Template Learning: Deep Learning with Domain Randomization for Particle Picking in Cryo-Electron Tomography
- IMOD (we tested with v 4.11.15, but we believe that any version should be compatible)
- Conda (miniconda should be fine)
- Cuda (we tested with 10.2 and 11.4, if you manage to install Eman2 and Parakeet you should be fine)
Make sure you have IMOD and Cuda executables in your path
which newstack tilt trimvol
which nvcc
clone and install the package
git clone https://github.com/MohamadHarastani/TemplateLearning.git
conda env create -f environment.yml
The following command usually installs everything. If you face any problem, install step by step as follows
conda update --all
conda install mamba -c conda-forge
mamba create -y -n TemplateLearning python=3.9 eman-dev==2.99.47 -c cryoem -c conda-forge
conda activate TemplateLearning
pip install ProDy==2.4.1 mrcfile==1.4.3 scikit-image==0.21.0 pyfftw==0.13.1 python-parakeet==0.4.5 h5py==3.8.0
- Replace the templates (in PDB or CIF format) in the directory "templates" with templates for your molecule. The current templates are nucleosomes.
- If you wish to simulate additional conformational variability (recommended), use steps 1 and 2. Otherwise, skip to step 3
conda activate TemplateLearning
python step1_NmaCalculate.py # with default values, should take a few seconds for small templates (~200 kDa), up to a few hours for huge templates (~2 MDa)
python step2_DeformTemplates.py # with default values, should not take more than a few minutes
Validation: see the output of step 2 by opening some simulated structures in the folder "templates"
- Create volumes from your templates and distractors using step 3
python step3_CreateVolumes.py # with default values should take ~ 10 minutes
Validation: see the output of step 3 by opening some volumes in the folder "volumes", especially those for your templates.
- Create dense distribution of your volume. This algorithm "Tetris" generates dense distributions placing your templates and distractors very close to each other
python step4_CreateTetris.py # with default values should take ~ 1 hour 15 minutes to create 48 simulated volumes (on a basic CPU)
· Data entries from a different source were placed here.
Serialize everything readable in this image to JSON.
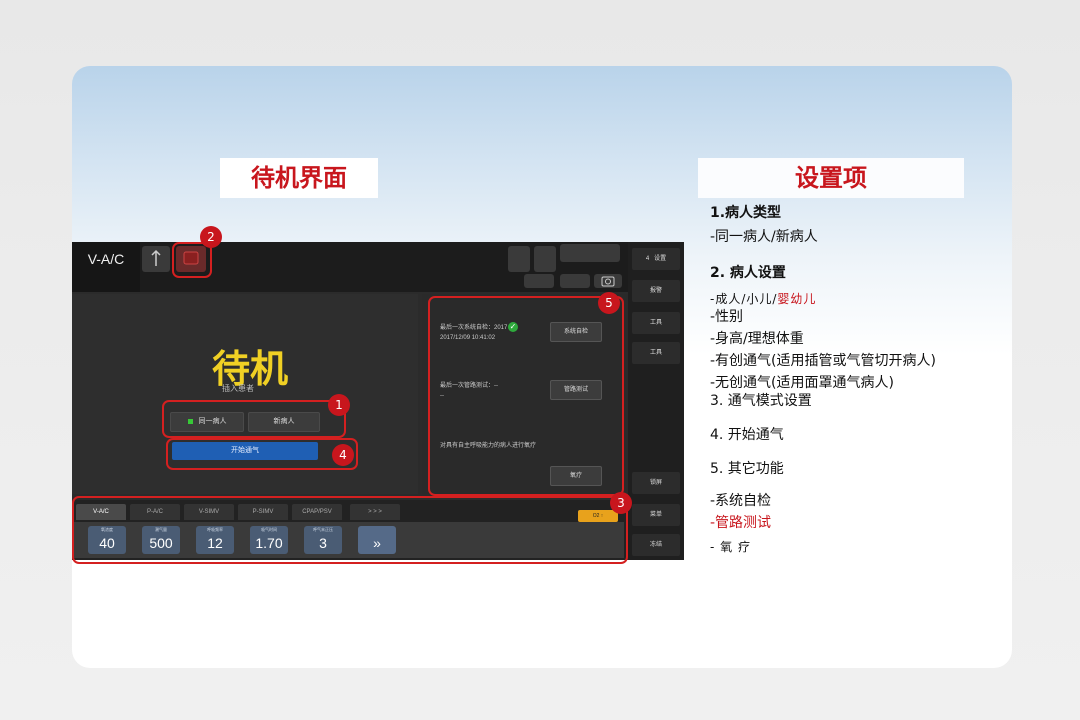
{
  "left_title": "待机界面",
  "right_title": "设置项",
  "screen": {
    "mode_tab": "V-A/C",
    "standby_title": "待机",
    "standby_sub": "插入患者",
    "same_patient_btn": "同一病人",
    "new_patient_btn": "新病人",
    "start_btn": "开始通气",
    "right_panel": {
      "item1_text": "最后一次系统自检：2017",
      "item1_date": "2017/12/09 10:41:02",
      "item1_btn": "系统自检",
      "item2_text": "最后一次管路测试：--",
      "item2_sub": "--",
      "item2_btn": "管路测试",
      "item3_text": "对具有自主呼吸能力的病人进行氧疗",
      "item3_btn": "氧疗"
    },
    "sidebar": {
      "item1_num": "4",
      "item1_label": "设置",
      "item2_label": "报警",
      "item3_label": "工具",
      "item4_label": "锁屏",
      "item5_label": "菜单",
      "item6_label": "冻结"
    },
    "bottom_tabs": [
      "V-A/C",
      "P-A/C",
      "V-SIMV",
      "P-SIMV",
      "CPAP/PSV",
      "> > >"
    ],
    "orange_btn": "O2 ↑",
    "params": [
      {
        "label": "氧浓度",
        "value": "40"
      },
      {
        "label": "潮气量",
        "value": "500"
      },
      {
        "label": "呼吸频率",
        "value": "12"
      },
      {
        "label": "吸气时间",
        "value": "1.70"
      },
      {
        "label": "呼气末正压",
        "value": "3"
      },
      {
        "label": "",
        "value": "»"
      }
    ]
  },
  "callouts": [
    "1",
    "2",
    "3",
    "4",
    "5"
  ],
  "settings_list": [
    {
      "text": "1.病人类型",
      "style": "bold"
    },
    {
      "text": "-同一病人/新病人",
      "style": "normal"
    },
    {
      "text": "2. 病人设置",
      "style": "bold"
    },
    {
      "text": "-成人/小儿/",
      "text_red": "婴幼儿",
      "style": "small"
    },
    {
      "text": "-性别",
      "style": "normal"
    },
    {
      "text": "-身高/理想体重",
      "style": "normal"
    },
    {
      "text": "-有创通气(适用插管或气管切开病人)",
      "style": "normal"
    },
    {
      "text": "-无创通气(适用面罩通气病人)",
      "style": "normal"
    },
    {
      "text": "3. 通气模式设置",
      "style": "normal"
    },
    {
      "text": "4. 开始通气",
      "style": "normal"
    },
    {
      "text": "5. 其它功能",
      "style": "normal"
    },
    {
      "text": "-系统自检",
      "style": "normal"
    },
    {
      "text": "-管路测试",
      "style": "red"
    },
    {
      "text": "- 氧 疗",
      "style": "small"
    }
  ]
}
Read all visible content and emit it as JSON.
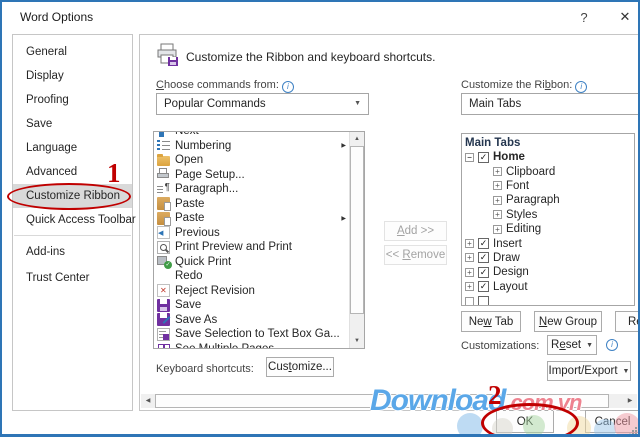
{
  "window": {
    "title": "Word Options"
  },
  "icons": {
    "help": "?",
    "close": "✕",
    "combo_arrow": "▼",
    "menu_arrow": "▼",
    "submenu": "▶",
    "scroll_up": "▲",
    "scroll_down": "▼",
    "scroll_left": "◀",
    "scroll_right": "▶",
    "check": "✓",
    "collapse": "−",
    "expand": "+",
    "info": "i"
  },
  "colors": {
    "accent_blue": "#2e75b6",
    "annotation_red": "#c00000",
    "save_purple": "#7030a0"
  },
  "annotations": {
    "step1": "1",
    "step2": "2"
  },
  "sidebar": {
    "items": [
      "General",
      "Display",
      "Proofing",
      "Save",
      "Language",
      "Advanced",
      "Customize Ribbon",
      "Quick Access Toolbar",
      "Add-ins",
      "Trust Center"
    ],
    "selected": "Customize Ribbon"
  },
  "main": {
    "header": "Customize the Ribbon and keyboard shortcuts.",
    "choose_label": {
      "u": "C",
      "post": "hoose commands from:"
    },
    "choose_value": "Popular Commands",
    "customize_label": {
      "pre": "Customize the Ri",
      "u": "b",
      "post": "bon:"
    },
    "customize_value": "Main Tabs",
    "commands": [
      {
        "label": "Next"
      },
      {
        "label": "Numbering"
      },
      {
        "label": "Open"
      },
      {
        "label": "Page Setup..."
      },
      {
        "label": "Paragraph..."
      },
      {
        "label": "Paste"
      },
      {
        "label": "Paste"
      },
      {
        "label": "Previous"
      },
      {
        "label": "Print Preview and Print"
      },
      {
        "label": "Quick Print"
      },
      {
        "label": "Redo"
      },
      {
        "label": "Reject Revision"
      },
      {
        "label": "Save"
      },
      {
        "label": "Save As"
      },
      {
        "label": "Save Selection to Text Box Ga..."
      },
      {
        "label": "See Multiple Pages"
      }
    ],
    "add_button": {
      "u": "A",
      "post": "dd >>"
    },
    "remove_button": {
      "pre": "<< ",
      "u": "R",
      "post": "emove"
    },
    "tree": {
      "header": "Main Tabs",
      "home": {
        "label": "Home",
        "groups": [
          "Clipboard",
          "Font",
          "Paragraph",
          "Styles",
          "Editing"
        ]
      },
      "tabs": [
        "Insert",
        "Draw",
        "Design",
        "Layout"
      ]
    },
    "new_tab_button": {
      "pre": "Ne",
      "u": "w",
      "post": " Tab"
    },
    "new_group_button": {
      "u": "N",
      "post": "ew Group"
    },
    "rename_button": "Re",
    "customizations_label": "Customizations:",
    "reset_button": {
      "pre": "R",
      "u": "e",
      "post": "set"
    },
    "import_export_button": "Import/Export",
    "keyboard_label": "Keyboard shortcuts:",
    "keyboard_customize_button": {
      "pre": "Cus",
      "u": "t",
      "post": "omize..."
    }
  },
  "footer": {
    "ok": "OK",
    "cancel": "Cancel"
  },
  "watermark": {
    "part1": "Download",
    "part2": ".com.vn"
  }
}
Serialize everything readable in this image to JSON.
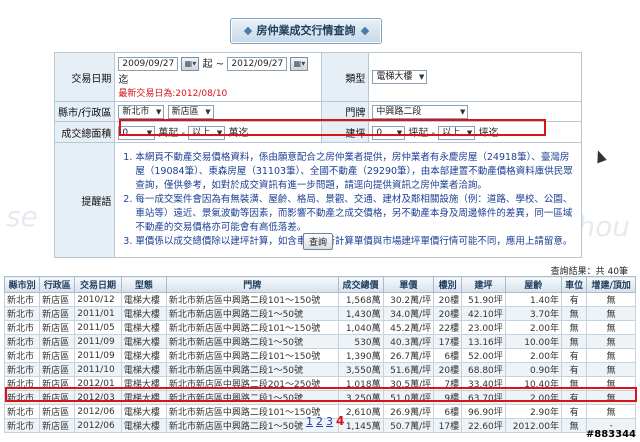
{
  "page_title": "房仲業成交行情查詢",
  "form": {
    "trade_date_label": "交易日期",
    "date_from": "2009/09/27",
    "date_sep": "起 ~",
    "date_to": "2012/09/27",
    "date_end": "迄",
    "latest_note": "最新交易日為:2012/08/10",
    "type_label": "類型",
    "type_value": "電梯大樓",
    "region_label": "縣市/行政區",
    "city_value": "新北市",
    "district_value": "新店區",
    "door_label": "門牌",
    "door_value": "中興路二段",
    "area_label": "成交總面積",
    "area_from": "0",
    "area_unit1": "萬起 -",
    "area_to": "以上",
    "area_unit2": "萬迄",
    "build_label": "建坪",
    "build_from": "0",
    "build_unit1": "坪起 -",
    "build_to": "以上",
    "build_unit2": "坪迄",
    "notes_label": "提醒語",
    "notes": [
      "本網頁不動產交易價格資料，係由願意配合之房仲業者提供，房仲業者有永慶房屋（24918筆）、臺灣房屋（19084筆）、東森房屋（31103筆）、全國不動產（29290筆），由本部建置不動產價格資料庫供民眾查詢，僅供參考，如對於成交資訊有進一步問題，請逕向提供資訊之房仲業者洽詢。",
      "每一成交案件會因為有無裝潢、屋齡、格局、景觀、交通、建材及鄰相關設施（例：道路、學校、公園、車站等）遠近、景氣波動等因素，而影響不動產之成交價格，另不動產本身及周邊條件的差異，同一區域不動產的交易價格亦可能會有高低落差。",
      "單價係以成交總價除以建坪計算，如含車位則所計算單價與市場建坪單價行情可能不同，應用上請留意。"
    ],
    "search_button": "查詢"
  },
  "results": {
    "count_text": "查詢結果：共 40筆",
    "headers": [
      "縣市別",
      "行政區",
      "交易日期",
      "型態",
      "門牌",
      "成交總價",
      "單價",
      "樓別",
      "建坪",
      "屋齡",
      "車位",
      "增建/頂加"
    ],
    "rows": [
      [
        "新北市",
        "新店區",
        "2010/12",
        "電梯大樓",
        "新北市新店區中興路二段101～150號",
        "1,568萬",
        "30.2萬/坪",
        "20樓",
        "51.90坪",
        "1.40年",
        "有",
        "無"
      ],
      [
        "新北市",
        "新店區",
        "2011/01",
        "電梯大樓",
        "新北市新店區中興路二段1～50號",
        "1,430萬",
        "34.0萬/坪",
        "20樓",
        "42.10坪",
        "3.70年",
        "無",
        "無"
      ],
      [
        "新北市",
        "新店區",
        "2011/05",
        "電梯大樓",
        "新北市新店區中興路二段101～150號",
        "1,040萬",
        "45.2萬/坪",
        "22樓",
        "23.00坪",
        "2.00年",
        "無",
        "無"
      ],
      [
        "新北市",
        "新店區",
        "2011/09",
        "電梯大樓",
        "新北市新店區中興路二段1～50號",
        "530萬",
        "40.3萬/坪",
        "17樓",
        "13.16坪",
        "10.00年",
        "無",
        "無"
      ],
      [
        "新北市",
        "新店區",
        "2011/09",
        "電梯大樓",
        "新北市新店區中興路二段101～150號",
        "1,390萬",
        "26.7萬/坪",
        "6樓",
        "52.00坪",
        "2.00年",
        "有",
        "無"
      ],
      [
        "新北市",
        "新店區",
        "2011/10",
        "電梯大樓",
        "新北市新店區中興路二段1～50號",
        "3,550萬",
        "51.6萬/坪",
        "20樓",
        "68.80坪",
        "0.90年",
        "有",
        "無"
      ],
      [
        "新北市",
        "新店區",
        "2012/01",
        "電梯大樓",
        "新北市新店區中興路二段201～250號",
        "1,018萬",
        "30.5萬/坪",
        "7樓",
        "33.40坪",
        "10.40年",
        "無",
        "無"
      ],
      [
        "新北市",
        "新店區",
        "2012/03",
        "電梯大樓",
        "新北市新店區中興路二段1～50號",
        "3,250萬",
        "51.0萬/坪",
        "9樓",
        "63.70坪",
        "2.00年",
        "有",
        "無"
      ],
      [
        "新北市",
        "新店區",
        "2012/06",
        "電梯大樓",
        "新北市新店區中興路二段101～150號",
        "2,610萬",
        "26.9萬/坪",
        "6樓",
        "96.90坪",
        "2.90年",
        "有",
        "無"
      ],
      [
        "新北市",
        "新店區",
        "2012/06",
        "電梯大樓",
        "新北市新店區中興路二段1～50號",
        "1,145萬",
        "50.7萬/坪",
        "17樓",
        "22.60坪",
        "2012.00年",
        "無",
        "-"
      ]
    ]
  },
  "pager": [
    "1",
    "2",
    "3",
    "4"
  ],
  "watermark": "#883344"
}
Validation: see the output of step 4 by opening some tetris volumes in the folder "tetrises", make sure you can see your template in between the distractors. Also, make sure the tetris looks dense!
- Start the simulation of the data using the physics simulator (Parakeet)
python step5_SimulateData.py >> log.txt # Depending on the speed of your GPU, on a single GPU, this step will take around 17 hours with default values. If you have multiple GPUs, the time will be reduce linearly
Validation: during the simulation, you will get an estimate on how much time remaining after the first iteration. After one iteration is done, you can open the simulated tiltseries with IMOD. The image called 'optics.h5' is very handy to visualize, as it is not too noisy. If it looks empty, you may need to reload the image to see it (IMOD>Edit>Image>Reload>Calc&Apply). It should be simular to the tetris (but tilt series version with defocus) but with a sampling of 1 A/pix. If it doesn't correspond to a tetris, then probably there is a mistake in setting the sizes. Otherwise, sit back and relax!
- Extract what you need to train your model
python BinReorderReconstruct.py # should take a few minutes
Validation: look at the folder called "results". It should have tomograms, segmentation maps and coordinates that can be used to train deeplearning models.
- To use deepfinder in the easiest way, use the Scipion workflow (DeepFinder_Scipion.json) attached to the project. Open Scipion, Project -> Import workflow and just populate the protocols with your simulated and expiremental data!
Enjoy, and for any question open a ticket!